Leider stellte sich unser lokaler Führer als uninformiert und inkompetent heraus. Somit war auch unsere Besprechung am Vorabend unnütz und wir mussten uns zuerst selber über die Situation informieren. Dieses Informationsbeschaffen zog sich über den ganzen Tag hin und wir verbrachten die meiste Zeit mit warten. Es stellte sich als viel schwieriger heraus als erwartet, die betroffenen Dörfer zu finden. Da Jedermann/frau Kekse und gratis Essen mag, hat uns fast jeder gesagt, dass er Hilfe benötigt. Nur wenige Leute haben uns zu den überfluteten und ausgewaschenen Dörfern geführt.

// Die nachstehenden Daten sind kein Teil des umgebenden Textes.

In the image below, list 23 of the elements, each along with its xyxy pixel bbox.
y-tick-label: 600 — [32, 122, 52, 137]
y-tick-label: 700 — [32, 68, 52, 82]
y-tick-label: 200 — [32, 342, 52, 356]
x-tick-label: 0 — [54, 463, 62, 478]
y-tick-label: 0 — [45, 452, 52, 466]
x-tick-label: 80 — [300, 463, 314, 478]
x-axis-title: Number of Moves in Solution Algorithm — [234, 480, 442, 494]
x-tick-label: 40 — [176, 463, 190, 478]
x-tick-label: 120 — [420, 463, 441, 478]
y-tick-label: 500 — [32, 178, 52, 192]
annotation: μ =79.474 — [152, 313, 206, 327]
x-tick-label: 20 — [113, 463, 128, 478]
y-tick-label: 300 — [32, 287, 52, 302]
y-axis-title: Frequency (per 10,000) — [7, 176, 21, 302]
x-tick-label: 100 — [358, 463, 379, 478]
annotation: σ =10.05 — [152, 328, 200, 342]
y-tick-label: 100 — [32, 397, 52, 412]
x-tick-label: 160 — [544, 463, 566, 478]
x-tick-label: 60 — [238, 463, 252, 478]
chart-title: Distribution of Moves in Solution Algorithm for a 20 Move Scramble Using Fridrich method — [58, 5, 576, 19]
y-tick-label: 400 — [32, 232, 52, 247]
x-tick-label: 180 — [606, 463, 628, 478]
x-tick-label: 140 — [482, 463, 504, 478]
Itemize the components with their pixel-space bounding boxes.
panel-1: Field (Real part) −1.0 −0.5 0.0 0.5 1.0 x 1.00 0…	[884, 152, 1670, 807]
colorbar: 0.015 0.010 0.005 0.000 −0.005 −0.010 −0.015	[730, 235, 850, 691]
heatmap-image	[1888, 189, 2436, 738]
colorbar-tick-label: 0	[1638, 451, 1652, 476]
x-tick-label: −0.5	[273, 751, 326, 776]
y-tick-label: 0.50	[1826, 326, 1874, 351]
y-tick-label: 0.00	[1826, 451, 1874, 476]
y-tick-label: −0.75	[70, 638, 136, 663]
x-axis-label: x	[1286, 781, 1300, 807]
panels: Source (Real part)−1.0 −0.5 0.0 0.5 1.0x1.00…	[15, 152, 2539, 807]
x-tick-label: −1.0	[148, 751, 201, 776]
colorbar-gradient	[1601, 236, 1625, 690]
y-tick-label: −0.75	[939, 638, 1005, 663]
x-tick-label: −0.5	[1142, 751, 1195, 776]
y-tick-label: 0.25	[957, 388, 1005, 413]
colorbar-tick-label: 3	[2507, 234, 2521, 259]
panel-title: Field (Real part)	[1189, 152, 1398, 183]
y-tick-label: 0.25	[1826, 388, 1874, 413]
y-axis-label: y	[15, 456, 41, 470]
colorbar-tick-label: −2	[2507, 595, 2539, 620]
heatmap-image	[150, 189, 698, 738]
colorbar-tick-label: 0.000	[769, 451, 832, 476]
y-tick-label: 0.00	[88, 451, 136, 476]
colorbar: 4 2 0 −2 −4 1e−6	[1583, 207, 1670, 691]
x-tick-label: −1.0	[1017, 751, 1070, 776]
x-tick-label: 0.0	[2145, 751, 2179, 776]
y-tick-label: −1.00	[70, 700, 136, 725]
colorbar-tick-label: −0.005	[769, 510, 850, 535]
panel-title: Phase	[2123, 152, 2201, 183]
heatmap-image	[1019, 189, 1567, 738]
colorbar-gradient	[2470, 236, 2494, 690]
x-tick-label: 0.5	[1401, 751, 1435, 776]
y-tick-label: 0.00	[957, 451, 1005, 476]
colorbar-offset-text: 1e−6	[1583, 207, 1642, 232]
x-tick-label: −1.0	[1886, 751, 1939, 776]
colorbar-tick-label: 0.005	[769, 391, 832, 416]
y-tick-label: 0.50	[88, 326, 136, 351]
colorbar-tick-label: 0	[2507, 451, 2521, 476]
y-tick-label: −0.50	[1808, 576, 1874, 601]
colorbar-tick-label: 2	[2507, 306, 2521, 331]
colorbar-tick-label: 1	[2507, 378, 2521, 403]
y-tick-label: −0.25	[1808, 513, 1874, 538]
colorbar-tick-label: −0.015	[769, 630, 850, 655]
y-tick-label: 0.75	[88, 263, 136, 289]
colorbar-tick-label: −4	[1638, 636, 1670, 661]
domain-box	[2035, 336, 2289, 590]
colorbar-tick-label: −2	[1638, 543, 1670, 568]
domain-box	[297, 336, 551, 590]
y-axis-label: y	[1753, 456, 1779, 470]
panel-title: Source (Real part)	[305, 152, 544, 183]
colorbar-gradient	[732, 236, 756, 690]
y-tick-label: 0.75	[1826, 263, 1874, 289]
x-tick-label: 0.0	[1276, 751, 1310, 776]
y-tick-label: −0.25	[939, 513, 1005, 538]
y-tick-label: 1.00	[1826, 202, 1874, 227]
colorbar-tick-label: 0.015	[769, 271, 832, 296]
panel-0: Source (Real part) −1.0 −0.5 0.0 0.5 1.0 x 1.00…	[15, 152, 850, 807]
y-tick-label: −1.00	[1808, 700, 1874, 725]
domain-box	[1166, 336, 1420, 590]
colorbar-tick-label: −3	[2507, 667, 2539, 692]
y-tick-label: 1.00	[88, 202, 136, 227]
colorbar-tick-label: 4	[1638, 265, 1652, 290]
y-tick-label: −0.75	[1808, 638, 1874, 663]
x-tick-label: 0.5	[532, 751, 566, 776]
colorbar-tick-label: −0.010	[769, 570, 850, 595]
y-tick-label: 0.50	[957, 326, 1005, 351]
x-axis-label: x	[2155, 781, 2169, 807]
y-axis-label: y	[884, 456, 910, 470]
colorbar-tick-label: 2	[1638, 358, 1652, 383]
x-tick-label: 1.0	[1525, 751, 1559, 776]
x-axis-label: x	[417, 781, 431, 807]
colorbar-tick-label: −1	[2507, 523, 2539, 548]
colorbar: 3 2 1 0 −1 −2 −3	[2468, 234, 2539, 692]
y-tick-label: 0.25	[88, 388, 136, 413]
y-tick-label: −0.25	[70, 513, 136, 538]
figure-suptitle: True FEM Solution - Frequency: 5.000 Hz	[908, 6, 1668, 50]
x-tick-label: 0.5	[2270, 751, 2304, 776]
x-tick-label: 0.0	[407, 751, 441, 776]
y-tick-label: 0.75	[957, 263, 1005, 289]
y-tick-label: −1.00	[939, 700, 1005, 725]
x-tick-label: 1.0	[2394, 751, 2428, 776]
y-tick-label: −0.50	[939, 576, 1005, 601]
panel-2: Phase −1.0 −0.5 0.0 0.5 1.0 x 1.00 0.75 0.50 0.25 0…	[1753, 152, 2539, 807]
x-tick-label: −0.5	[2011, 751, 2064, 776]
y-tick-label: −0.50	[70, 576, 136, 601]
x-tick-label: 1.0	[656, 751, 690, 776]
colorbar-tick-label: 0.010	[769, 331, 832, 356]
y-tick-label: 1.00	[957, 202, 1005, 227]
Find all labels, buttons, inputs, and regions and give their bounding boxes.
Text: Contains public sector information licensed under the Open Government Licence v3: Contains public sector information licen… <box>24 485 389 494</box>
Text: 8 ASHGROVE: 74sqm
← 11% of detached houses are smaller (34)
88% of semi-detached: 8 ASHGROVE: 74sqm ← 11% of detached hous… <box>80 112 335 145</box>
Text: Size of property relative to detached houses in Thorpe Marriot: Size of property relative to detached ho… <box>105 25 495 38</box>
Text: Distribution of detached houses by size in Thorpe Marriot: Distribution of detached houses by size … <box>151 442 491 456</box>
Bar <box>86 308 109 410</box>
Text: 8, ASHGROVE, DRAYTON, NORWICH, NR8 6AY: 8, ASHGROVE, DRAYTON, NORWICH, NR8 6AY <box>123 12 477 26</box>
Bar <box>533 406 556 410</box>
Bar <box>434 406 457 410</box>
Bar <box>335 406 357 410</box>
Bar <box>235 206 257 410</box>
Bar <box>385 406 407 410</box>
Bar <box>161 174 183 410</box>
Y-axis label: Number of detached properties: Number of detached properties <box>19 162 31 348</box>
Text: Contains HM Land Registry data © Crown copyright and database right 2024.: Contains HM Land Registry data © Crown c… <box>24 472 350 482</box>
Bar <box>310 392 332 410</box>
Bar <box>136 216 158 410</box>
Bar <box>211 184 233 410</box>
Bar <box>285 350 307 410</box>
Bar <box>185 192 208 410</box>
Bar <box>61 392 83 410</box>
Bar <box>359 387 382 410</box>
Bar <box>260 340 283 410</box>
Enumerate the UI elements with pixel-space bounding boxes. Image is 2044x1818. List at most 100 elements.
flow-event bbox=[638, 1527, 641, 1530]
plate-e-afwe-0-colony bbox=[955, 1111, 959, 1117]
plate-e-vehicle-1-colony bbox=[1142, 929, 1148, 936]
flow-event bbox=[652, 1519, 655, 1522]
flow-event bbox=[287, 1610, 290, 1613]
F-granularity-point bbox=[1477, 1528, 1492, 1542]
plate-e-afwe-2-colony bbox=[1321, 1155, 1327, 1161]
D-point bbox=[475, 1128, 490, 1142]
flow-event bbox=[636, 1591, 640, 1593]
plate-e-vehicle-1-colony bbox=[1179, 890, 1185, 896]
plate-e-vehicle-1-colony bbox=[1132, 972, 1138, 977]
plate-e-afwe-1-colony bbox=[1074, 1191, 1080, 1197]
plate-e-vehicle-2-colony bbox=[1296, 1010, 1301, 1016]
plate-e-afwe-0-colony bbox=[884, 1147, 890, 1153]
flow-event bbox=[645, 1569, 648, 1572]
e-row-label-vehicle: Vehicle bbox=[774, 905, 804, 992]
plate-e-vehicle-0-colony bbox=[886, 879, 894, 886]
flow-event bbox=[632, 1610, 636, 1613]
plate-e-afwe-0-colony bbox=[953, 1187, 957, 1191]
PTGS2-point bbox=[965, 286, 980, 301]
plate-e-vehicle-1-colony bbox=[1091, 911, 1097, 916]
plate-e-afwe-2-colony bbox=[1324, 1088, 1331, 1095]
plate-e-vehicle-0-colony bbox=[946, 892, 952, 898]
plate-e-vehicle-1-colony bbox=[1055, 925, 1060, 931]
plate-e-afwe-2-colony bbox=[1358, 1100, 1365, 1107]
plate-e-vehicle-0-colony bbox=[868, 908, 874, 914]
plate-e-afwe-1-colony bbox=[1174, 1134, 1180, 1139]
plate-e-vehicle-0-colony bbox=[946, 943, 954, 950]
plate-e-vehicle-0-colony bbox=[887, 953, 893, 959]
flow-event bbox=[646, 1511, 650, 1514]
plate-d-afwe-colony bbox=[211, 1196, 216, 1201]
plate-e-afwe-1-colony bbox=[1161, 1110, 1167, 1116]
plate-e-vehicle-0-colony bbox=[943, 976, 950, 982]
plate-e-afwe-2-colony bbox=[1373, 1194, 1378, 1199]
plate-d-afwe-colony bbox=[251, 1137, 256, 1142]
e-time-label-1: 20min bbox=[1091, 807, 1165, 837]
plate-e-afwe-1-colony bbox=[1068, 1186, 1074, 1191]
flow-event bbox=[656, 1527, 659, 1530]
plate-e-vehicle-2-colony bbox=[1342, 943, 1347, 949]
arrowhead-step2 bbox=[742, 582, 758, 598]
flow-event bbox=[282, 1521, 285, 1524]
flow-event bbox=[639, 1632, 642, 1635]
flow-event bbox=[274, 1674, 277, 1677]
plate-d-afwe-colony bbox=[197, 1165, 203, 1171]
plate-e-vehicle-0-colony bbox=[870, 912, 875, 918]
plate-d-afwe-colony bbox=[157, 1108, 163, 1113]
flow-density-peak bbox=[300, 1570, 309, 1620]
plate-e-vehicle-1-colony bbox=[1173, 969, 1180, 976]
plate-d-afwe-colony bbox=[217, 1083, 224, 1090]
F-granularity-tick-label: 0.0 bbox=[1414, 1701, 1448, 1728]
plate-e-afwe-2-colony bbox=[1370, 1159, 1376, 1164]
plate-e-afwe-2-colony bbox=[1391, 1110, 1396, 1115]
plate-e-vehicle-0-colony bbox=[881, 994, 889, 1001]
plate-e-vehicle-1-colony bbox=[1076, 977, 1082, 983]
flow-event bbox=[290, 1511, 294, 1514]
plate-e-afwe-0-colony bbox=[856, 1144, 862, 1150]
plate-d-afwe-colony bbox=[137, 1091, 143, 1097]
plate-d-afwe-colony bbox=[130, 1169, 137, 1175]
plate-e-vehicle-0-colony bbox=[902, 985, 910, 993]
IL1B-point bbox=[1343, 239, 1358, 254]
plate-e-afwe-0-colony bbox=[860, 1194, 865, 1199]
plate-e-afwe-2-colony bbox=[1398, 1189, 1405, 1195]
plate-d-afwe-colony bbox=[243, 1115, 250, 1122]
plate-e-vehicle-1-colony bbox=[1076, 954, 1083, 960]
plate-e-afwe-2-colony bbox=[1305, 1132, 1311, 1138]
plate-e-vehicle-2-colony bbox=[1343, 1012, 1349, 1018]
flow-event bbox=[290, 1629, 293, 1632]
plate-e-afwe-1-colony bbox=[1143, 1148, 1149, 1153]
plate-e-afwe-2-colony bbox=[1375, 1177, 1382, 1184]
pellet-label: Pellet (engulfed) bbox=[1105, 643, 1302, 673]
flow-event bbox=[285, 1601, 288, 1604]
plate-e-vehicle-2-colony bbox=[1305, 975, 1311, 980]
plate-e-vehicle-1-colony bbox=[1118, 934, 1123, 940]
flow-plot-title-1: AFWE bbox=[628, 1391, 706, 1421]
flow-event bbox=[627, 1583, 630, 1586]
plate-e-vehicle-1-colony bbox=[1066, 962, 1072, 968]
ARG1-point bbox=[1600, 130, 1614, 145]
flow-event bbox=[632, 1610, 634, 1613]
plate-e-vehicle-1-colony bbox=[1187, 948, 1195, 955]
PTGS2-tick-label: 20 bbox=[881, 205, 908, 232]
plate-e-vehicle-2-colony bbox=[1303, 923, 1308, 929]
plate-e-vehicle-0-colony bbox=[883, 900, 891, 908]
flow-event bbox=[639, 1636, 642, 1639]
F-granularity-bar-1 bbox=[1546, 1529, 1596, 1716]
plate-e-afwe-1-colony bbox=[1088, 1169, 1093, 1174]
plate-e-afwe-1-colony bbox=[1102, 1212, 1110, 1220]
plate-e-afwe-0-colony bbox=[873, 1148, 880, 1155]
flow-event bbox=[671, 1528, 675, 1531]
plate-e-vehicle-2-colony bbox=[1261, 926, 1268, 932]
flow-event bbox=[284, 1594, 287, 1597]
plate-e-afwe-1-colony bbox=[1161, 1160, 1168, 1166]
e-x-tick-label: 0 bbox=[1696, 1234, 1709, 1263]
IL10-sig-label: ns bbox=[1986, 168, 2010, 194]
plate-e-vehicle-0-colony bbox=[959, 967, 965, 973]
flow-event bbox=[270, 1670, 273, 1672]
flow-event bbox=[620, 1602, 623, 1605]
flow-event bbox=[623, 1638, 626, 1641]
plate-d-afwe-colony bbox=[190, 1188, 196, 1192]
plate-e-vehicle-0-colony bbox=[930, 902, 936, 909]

Am Abend fanden wir eine Region die immer wieder komplett von der Aussenwelt abgeschnitten wird. Doch diese Dörfer haben sich selber organisiert und einen Nahrungsmittelvorrat angelegt. Nur ein Dorf in diesem Gebiet wird Einzel abgetrennt. Dort verteilten wir jedem Bewohner ein Hilfspaket und betreuten sie medizinisch. Doch das Dorf hat nicht nur kurzfristige Probleme, sondern die ganze Infrastruktur hat während der Regenzeit gelitten. Auch fehlt diesem Dorf eine Latrine. Dazu später mehr.

Ab in die Fluten

Unser Team umfasste 18 Personen. Nur eine Person ist in Tiruvannamalai geblieben, um die neuen Hilfsgüter zu sortieren. Doch wir wurden mit Spenden überschwemmt und der arme Helfer wurde vom Fieber geplagt. So entschieden wir uns, dass sieben Personen wieder zurückkehren und das nächste Hilfspaket schnüren. Auch ich schloss mich dieser Gruppe an, denn ohne Tamil ist es wirklich sehr schwierig effizient zu helfen. Auch wenn dies für Inder nicht so wichtig ist, für mich spielt Effizienz eine grosse Rolle. Dank dem Sonnenschein in Tiruvannamalai konnte die AVS wieder ihren Betrieb aufnehmen und ich hatte somit auch dort etwas zu tun.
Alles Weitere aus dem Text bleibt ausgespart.